Once both parties sign the contract stating they will work together on filling up a specific senior-level search assignment, one of the key deliverables of the executive search firm is to commence a comprehensive research on all available executive talents in the market that they have agreed to target. This “talent mapping report” lists all possible names of individuals who may possess the relevant skills and competencies, alongside a brief abstract, with each assessed as to suitability to the position that is being filled. It is the primary set of “working papers” for both parties and is returned to over and over again to make sure that anyone who may be worth considering has been identified and included.

 

While on the topic of ethics, it is important that even at the outset, the report identifies those talents who fall under the “off limits” category, i.e. persons who not actively approached by the search firm (nor the client company to ask the search firm to approach) for the search assignment in question. They include:

 

  1. executive talent employed in a company from which the client company will not want to take a senior talent due to no-compete agreements that specifically exist in the Trade

  2. executive talent who has in fact been successfully endorsed by the search firm to his/her current job and is still gainfully employed.
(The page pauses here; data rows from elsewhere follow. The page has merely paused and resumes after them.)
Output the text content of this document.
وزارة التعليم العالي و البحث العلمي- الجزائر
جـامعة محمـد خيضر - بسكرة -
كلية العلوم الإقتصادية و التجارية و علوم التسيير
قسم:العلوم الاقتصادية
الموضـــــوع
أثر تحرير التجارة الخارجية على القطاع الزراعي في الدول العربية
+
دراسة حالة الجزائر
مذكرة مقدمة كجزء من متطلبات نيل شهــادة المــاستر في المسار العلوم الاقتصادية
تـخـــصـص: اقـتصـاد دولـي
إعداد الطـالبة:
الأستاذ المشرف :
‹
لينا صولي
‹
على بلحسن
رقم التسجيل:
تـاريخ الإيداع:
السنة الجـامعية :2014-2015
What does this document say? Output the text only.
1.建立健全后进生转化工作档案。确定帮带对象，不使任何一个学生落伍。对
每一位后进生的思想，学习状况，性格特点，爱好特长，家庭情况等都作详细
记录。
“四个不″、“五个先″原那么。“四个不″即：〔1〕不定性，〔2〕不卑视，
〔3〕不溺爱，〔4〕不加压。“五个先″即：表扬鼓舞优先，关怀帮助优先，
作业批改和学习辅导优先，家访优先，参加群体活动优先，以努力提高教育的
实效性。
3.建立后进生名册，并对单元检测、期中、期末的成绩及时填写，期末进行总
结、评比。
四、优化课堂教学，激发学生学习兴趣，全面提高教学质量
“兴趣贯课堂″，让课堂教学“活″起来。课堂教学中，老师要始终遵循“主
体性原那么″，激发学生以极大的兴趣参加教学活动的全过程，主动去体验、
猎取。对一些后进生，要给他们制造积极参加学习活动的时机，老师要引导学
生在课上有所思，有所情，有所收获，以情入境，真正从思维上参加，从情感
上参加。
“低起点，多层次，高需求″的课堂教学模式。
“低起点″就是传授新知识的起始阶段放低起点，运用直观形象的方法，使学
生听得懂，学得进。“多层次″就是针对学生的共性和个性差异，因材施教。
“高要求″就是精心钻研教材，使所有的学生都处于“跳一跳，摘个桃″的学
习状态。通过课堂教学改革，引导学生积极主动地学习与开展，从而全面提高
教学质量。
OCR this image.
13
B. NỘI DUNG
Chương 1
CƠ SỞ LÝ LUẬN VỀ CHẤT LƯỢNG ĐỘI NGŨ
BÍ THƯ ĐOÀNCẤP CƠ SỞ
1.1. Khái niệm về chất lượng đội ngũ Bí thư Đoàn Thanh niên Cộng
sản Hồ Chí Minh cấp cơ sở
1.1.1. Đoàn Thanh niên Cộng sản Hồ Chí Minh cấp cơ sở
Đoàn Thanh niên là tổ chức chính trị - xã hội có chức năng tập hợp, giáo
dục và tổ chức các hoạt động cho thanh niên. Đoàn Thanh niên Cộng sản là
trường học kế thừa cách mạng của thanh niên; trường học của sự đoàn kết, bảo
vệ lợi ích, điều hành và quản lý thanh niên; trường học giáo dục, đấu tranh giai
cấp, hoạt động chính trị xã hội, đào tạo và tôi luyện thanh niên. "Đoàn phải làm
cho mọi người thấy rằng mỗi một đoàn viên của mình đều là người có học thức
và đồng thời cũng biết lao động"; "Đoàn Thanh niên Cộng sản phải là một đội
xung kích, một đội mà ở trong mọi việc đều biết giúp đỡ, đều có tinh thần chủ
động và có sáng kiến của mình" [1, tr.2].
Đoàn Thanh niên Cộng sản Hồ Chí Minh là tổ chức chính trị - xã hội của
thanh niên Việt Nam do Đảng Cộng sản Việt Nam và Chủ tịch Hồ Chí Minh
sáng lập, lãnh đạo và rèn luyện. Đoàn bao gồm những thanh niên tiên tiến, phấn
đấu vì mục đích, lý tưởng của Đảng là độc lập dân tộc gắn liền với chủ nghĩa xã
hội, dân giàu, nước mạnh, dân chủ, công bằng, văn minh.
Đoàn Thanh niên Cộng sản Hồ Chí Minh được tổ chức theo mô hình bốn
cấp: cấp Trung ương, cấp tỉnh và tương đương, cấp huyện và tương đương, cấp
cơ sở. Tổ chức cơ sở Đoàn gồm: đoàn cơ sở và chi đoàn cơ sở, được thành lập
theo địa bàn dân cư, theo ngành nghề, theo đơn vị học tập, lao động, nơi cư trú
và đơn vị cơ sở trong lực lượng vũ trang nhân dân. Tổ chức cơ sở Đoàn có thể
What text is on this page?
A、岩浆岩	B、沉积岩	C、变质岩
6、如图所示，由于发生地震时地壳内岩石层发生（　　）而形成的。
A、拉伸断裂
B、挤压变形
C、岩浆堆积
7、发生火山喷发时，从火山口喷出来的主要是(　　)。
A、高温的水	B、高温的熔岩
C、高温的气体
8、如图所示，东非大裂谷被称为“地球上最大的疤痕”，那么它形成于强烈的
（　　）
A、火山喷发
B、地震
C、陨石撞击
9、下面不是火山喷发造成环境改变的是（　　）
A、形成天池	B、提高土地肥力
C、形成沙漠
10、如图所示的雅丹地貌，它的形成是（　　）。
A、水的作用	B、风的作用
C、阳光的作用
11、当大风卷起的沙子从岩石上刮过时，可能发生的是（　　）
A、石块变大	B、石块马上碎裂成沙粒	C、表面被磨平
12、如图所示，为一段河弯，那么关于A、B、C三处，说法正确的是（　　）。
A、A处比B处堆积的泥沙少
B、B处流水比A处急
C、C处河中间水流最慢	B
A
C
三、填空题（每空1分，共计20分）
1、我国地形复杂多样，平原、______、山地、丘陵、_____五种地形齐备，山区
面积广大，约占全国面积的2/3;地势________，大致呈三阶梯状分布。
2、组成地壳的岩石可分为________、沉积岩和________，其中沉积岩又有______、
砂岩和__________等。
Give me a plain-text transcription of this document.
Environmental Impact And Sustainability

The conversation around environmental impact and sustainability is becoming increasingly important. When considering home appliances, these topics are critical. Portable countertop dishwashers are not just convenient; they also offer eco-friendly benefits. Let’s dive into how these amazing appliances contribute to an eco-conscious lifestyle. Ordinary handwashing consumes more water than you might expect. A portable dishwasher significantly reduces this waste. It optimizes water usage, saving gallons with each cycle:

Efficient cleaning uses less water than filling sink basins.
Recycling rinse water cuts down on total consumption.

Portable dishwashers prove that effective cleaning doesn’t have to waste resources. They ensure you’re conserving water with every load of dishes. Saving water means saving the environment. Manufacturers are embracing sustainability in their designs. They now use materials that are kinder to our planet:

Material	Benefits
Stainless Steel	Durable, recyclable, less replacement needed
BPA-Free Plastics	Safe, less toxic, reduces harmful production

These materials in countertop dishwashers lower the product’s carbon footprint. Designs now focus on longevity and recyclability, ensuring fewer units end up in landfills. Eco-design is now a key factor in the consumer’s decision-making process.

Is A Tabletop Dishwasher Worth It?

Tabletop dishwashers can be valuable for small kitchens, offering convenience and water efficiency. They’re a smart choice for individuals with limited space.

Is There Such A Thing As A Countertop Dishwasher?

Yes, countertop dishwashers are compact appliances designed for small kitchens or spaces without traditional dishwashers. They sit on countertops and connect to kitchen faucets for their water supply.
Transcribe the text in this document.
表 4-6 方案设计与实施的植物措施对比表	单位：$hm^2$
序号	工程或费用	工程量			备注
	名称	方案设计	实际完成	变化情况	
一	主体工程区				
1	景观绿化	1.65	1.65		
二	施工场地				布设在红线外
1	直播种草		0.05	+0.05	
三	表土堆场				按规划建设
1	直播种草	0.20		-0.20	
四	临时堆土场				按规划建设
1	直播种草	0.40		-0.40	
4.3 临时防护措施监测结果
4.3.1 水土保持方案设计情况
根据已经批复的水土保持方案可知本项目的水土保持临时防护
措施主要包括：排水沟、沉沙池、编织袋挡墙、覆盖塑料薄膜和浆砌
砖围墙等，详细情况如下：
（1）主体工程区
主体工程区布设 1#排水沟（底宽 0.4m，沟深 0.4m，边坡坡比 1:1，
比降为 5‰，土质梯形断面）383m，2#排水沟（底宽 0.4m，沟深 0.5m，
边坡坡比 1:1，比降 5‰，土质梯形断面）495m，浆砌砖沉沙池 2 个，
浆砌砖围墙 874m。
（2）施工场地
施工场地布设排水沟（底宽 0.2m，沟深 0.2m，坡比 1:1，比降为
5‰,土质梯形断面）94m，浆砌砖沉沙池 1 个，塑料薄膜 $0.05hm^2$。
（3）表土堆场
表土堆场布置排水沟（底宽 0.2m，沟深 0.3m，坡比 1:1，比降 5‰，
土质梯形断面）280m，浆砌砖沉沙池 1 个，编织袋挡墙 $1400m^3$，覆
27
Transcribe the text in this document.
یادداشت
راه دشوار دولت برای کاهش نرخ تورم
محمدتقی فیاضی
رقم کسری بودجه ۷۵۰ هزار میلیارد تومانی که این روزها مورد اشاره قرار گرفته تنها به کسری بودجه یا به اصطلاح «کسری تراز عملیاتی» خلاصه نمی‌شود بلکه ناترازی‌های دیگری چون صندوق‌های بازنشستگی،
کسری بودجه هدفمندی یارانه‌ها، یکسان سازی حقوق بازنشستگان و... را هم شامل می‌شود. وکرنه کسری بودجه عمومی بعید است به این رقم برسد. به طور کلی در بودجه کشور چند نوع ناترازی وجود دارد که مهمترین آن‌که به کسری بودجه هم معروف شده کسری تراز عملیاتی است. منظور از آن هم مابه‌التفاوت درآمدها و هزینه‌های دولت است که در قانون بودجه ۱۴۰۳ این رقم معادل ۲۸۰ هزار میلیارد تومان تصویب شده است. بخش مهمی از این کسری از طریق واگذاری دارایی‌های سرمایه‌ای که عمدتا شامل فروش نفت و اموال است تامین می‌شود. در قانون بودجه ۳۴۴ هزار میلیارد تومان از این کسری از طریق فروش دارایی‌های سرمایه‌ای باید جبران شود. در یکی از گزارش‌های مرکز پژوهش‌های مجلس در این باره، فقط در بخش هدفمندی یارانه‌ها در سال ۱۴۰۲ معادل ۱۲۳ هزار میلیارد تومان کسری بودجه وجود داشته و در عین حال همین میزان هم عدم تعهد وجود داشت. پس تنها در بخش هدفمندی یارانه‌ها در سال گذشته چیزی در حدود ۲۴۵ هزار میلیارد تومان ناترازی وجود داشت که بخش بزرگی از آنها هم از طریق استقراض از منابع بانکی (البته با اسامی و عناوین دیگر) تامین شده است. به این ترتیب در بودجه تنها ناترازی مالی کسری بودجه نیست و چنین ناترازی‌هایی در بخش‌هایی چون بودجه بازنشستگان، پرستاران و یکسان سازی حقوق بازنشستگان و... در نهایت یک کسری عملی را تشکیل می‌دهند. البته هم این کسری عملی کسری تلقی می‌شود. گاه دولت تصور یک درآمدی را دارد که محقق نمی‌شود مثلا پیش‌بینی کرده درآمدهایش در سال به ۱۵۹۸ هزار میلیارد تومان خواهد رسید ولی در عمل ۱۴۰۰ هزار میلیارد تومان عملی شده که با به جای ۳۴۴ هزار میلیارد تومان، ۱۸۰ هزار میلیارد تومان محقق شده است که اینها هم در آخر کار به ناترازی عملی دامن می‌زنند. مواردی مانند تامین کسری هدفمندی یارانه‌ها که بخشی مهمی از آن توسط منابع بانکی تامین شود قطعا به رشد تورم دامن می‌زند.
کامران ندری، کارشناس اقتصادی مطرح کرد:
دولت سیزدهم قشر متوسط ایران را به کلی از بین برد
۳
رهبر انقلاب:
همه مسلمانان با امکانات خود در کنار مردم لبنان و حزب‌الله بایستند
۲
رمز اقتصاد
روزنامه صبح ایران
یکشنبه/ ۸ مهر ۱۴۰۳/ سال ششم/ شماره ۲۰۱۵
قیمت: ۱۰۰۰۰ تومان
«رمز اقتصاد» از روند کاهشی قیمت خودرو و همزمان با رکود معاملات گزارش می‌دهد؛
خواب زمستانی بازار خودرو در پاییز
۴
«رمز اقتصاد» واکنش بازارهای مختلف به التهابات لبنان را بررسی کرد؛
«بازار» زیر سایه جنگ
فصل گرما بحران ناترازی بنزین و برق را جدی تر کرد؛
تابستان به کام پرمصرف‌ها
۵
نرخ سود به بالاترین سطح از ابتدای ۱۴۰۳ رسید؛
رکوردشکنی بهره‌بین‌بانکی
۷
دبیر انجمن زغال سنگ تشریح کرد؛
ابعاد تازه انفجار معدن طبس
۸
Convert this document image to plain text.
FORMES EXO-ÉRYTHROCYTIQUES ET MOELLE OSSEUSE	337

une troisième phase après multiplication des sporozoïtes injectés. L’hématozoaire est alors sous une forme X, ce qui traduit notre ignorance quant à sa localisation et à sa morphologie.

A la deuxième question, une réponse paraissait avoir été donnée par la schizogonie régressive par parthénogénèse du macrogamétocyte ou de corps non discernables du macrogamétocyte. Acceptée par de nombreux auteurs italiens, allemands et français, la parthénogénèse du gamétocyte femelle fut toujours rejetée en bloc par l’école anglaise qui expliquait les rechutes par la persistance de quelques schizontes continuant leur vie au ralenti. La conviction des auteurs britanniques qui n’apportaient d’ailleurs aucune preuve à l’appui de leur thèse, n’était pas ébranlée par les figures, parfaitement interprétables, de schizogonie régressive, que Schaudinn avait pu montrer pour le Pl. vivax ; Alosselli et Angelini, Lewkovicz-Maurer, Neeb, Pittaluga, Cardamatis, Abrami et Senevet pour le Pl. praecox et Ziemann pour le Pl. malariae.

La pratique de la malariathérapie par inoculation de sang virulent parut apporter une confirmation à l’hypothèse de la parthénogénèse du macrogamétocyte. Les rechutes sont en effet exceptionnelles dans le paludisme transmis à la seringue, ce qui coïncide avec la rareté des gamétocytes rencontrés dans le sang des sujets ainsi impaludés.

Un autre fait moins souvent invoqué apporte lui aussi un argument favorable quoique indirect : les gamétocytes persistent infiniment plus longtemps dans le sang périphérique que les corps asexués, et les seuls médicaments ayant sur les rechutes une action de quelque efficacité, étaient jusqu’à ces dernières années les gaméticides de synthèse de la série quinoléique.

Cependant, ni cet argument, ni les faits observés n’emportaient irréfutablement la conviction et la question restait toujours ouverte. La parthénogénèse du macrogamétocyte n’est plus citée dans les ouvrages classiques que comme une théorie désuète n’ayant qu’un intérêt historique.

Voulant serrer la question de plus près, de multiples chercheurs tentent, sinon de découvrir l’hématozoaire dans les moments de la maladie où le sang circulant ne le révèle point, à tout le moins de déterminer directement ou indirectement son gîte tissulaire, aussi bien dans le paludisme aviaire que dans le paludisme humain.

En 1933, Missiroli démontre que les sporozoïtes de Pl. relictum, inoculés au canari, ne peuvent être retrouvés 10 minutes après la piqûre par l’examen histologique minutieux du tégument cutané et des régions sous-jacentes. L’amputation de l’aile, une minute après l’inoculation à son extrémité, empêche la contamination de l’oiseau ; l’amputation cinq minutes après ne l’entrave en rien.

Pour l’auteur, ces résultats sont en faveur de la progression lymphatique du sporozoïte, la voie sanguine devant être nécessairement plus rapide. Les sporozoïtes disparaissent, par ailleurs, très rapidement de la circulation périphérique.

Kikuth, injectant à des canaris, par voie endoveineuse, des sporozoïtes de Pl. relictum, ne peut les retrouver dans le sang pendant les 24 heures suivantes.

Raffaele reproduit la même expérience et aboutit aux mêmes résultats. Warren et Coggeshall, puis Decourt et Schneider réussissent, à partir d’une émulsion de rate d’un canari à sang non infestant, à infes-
It is the search firm’s duty to disclose these persons (successful placements) whom they cannot actively tap for a new assignment

  3. It is likewise the duty of the search firm to transparently inform the client company the identity of any business enterprise that may be an active (ongoing) client. The search firm will be unable to “hunt” or prospect any new talent in said enterprise, for a given grace period

  4. Following #3, the search firm is especially off limits from viewing his/her contact person in the client company that he/she is handling as a possible executive talent or candidate for a different search assignment and with another client company.

 

  • It is the responsibility of the Search Consultant to ensure that he/she is not going to be unduly influenced by his/her contact person no matter he/she may “appeal” to be considered & especially if he/she is actually suitable as a potential candidate.

 

  • In the “search world”, this may be described as a “cardinal sin” yet many so-called search pretenders commit without compunction. In this case of absolute absence of ethics, greed is the only motivation.